A research team from Ulsan National Institute of Science and Technology (UNIST) has introduced a groundbreaking technology that can decompose almost all nitrous oxide (N2O) at ambient temperatures. This innovative method employs mechanical impacts and friction to efficiently address nitrous oxide emissions produced by engine exhaust and various chemical processes, representing a significant advancement in efforts to mitigate greenhouse gases and promote carbon neutrality.

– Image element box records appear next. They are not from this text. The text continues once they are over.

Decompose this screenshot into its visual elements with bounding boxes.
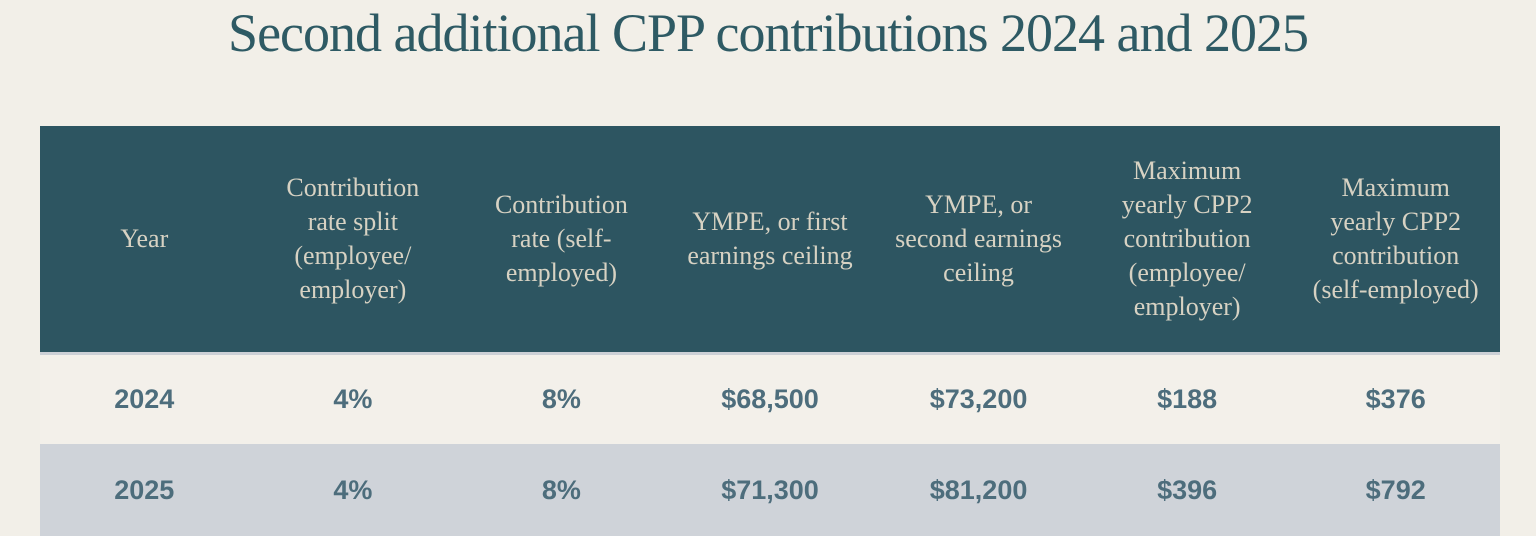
cell-max-cpp2-self-employed: $376 (1365, 384, 1426, 414)
cell-max-cpp2-self-employed: $792 (1365, 474, 1426, 505)
cell-rate-self-employed: 8% (541, 474, 581, 505)
cell-max-cpp2-employee: $188 (1157, 384, 1218, 414)
table-row-2025: 2025 4% 8% $71,300 $81,200 $396 $792 (40, 444, 1500, 536)
cpp-contributions-table: Year Contribution rate split (employee/ … (40, 126, 1500, 536)
cell-rate-split: 4% (333, 474, 373, 505)
cell-rate-split: 4% (333, 384, 373, 414)
column-header-year: Year (120, 224, 169, 253)
table-row-2024: 2024 4% 8% $68,500 $73,200 $188 $376 (40, 355, 1500, 444)
cell-rate-self-employed: 8% (541, 384, 581, 414)
cell-year: 2025 (114, 474, 175, 505)
column-header-rate-self-employed: Contribution rate (self- employed) (494, 190, 628, 287)
table-header-row: Year Contribution rate split (employee/ … (40, 126, 1500, 355)
column-header-max-cpp2-self-employed: Maximum yearly CPP2 contribution (self-e… (1312, 173, 1479, 304)
column-header-rate-split: Contribution rate split (employee/ emplo… (286, 173, 420, 304)
cell-ympe-second-ceiling: $73,200 (929, 384, 1028, 414)
cell-ympe-second-ceiling: $81,200 (929, 474, 1028, 505)
cell-max-cpp2-employee: $396 (1157, 474, 1218, 505)
column-header-ympe-first-ceiling: YMPE, or first earnings ceiling (687, 207, 853, 270)
page-title: Second additional CPP contributions 2024… (228, 3, 1309, 63)
column-header-max-cpp2-employee: Maximum yearly CPP2 contribution (employ… (1121, 156, 1253, 321)
cell-ympe-first-ceiling: $68,500 (721, 384, 819, 414)
column-header-ympe-second-ceiling: YMPE, or second earnings ceiling (895, 190, 1062, 287)
cell-year: 2024 (114, 384, 175, 414)
cell-ympe-first-ceiling: $71,300 (721, 474, 819, 505)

The findings, led by Professor Jong-Beom Baek and his team from the School of Energy and Chemical Engineering at UNIST, were published in the journal Advanced Materials. Nitrous oxide, a gas frequently released from chemical manufacturing and vehicle exhaust, has a Global Warming Potential (GWP) that is approximately 310 times greater than that of carbon dioxide, contributing to ozone layer depletion. Traditional thermal catalytic methods have struggled with N2O decomposition, requiring temperatures above 445°C, which leads to high energy consumption.
The researchers utilized a ball mill reaction vessel filled with millimeter-sized beads, a nickel oxide (NiO) catalyst, and nitrous oxide gas. By agitating this mixture, the team generated high-energy collisions and friction among the beads, creating dense defects and ultra-oxidized states on the surface of the NiO catalyst. Under these conditions, they achieved rapid decomposition of N2O at low temperatures, a feat that conventional thermal catalysts could not accomplish.

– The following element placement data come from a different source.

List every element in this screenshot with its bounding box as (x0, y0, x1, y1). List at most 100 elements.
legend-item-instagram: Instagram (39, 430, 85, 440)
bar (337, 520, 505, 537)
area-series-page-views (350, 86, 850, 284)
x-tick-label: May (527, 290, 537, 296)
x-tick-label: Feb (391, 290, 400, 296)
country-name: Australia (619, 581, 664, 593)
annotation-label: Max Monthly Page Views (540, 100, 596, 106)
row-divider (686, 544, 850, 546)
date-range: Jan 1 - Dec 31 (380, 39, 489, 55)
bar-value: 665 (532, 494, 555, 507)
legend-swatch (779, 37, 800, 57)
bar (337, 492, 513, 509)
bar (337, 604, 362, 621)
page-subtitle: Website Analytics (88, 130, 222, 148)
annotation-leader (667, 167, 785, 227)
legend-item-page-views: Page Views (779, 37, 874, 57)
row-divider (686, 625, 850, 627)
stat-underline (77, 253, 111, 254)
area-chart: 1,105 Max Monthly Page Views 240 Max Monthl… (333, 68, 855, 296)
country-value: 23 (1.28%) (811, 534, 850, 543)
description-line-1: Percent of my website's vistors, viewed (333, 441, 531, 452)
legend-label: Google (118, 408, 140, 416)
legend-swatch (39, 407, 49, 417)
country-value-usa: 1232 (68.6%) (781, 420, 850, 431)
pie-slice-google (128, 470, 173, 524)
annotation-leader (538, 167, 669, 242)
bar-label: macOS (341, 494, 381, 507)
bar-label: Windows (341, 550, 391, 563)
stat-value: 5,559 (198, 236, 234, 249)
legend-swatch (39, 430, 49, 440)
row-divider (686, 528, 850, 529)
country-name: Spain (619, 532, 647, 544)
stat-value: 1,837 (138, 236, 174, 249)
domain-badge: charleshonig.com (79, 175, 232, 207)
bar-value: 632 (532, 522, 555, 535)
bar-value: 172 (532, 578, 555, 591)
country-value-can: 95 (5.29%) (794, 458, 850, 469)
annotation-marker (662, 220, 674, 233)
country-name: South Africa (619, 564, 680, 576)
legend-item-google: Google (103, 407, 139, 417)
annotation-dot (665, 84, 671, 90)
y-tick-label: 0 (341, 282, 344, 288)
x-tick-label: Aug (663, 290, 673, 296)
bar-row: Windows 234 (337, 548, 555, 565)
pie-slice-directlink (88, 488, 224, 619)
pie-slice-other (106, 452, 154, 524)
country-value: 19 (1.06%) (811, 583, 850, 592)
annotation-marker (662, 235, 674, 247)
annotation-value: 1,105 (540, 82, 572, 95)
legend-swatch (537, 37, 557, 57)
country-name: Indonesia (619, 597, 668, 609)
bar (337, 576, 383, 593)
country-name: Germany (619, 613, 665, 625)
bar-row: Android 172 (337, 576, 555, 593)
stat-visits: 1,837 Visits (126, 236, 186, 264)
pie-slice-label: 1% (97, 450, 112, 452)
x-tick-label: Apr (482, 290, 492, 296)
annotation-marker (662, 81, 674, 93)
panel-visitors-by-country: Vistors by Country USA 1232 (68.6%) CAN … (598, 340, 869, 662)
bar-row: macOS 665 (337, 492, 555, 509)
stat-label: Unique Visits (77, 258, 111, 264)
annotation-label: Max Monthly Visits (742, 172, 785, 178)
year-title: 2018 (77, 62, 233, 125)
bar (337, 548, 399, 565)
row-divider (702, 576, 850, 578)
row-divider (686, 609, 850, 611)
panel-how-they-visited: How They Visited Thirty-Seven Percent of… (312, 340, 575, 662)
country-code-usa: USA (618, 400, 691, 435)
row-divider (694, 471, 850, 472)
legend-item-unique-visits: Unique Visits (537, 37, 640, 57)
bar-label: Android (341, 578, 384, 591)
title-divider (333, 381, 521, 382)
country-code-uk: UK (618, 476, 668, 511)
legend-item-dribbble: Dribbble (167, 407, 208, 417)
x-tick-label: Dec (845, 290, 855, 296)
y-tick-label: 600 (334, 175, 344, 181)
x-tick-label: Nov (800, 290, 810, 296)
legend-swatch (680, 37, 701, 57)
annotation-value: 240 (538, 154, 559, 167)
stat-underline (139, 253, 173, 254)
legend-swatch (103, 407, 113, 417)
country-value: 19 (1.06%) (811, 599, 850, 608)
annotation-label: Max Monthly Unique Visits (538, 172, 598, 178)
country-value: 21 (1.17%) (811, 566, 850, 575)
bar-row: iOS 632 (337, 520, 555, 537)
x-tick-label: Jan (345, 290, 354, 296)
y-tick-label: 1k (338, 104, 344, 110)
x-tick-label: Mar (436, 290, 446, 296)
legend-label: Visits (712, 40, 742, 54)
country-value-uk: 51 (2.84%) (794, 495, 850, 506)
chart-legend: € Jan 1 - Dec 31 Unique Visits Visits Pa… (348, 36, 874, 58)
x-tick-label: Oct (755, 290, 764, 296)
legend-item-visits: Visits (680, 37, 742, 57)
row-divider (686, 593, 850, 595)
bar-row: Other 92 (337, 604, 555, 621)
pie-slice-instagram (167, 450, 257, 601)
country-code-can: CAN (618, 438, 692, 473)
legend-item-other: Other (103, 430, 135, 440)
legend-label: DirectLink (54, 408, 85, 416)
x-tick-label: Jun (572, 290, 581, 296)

Experimental results revealed that this method can decompose nearly 100% of nitrous oxide at just 42°C, achieving an impressive conversion efficiency of 99.98% and a decomposition rate of 1,761 mL per hour. In comparison, traditional thermocatalytic methods operate at 445°C with a significantly lower conversion rate of 49.16% and an output of 294.9 mL per hour, highlighting a more than sixfold increase in energy efficiency.

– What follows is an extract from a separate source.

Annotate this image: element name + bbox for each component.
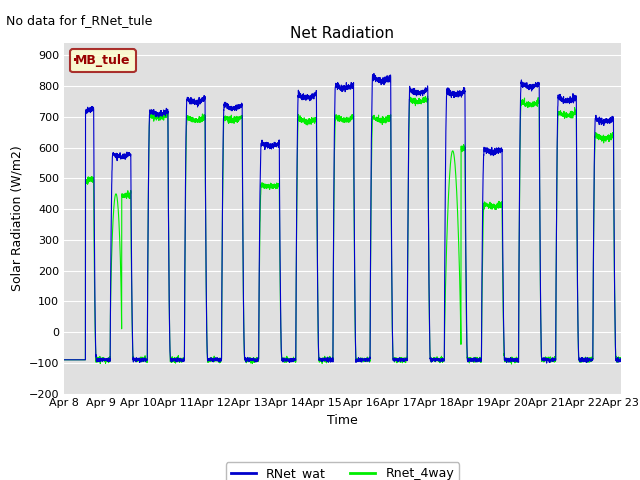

The research team further validated the technology”s suitability for real-world applications. In tests simulating emissions from diesel engines, the process removed 95% to 100% of N2O. Additionally, during continuous processing tests designed to replicate large-scale gas treatment facilities, a remarkable conversion rate of approximately 97.6% was sustained. The method also demonstrated stability in the presence of oxygen and moisture, conditions typical of actual exhaust gases.
Economic assessments indicate that this mechanochemical approach is over eight times more cost-effective than existing thermal catalytic processes. Professor Baek remarked, “With the European Union”s upcoming implementation of the Euro 7 emission standards, which include stricter regulations on nitrous oxide, the need for effective removal technologies has become increasingly critical. This innovation addresses N2O emissions effectively from diesel engines, as well as from processes involving nitric and adipic acid production, and ammonia-powered ships, thus supporting efforts toward carbon neutrality and reducing greenhouse gases.”
For further details, refer to the study by Seung-Hyeon Kim et al, “Mechanochemical Nitrous Oxide Decomposition,” published in Advanced Materials in 2025.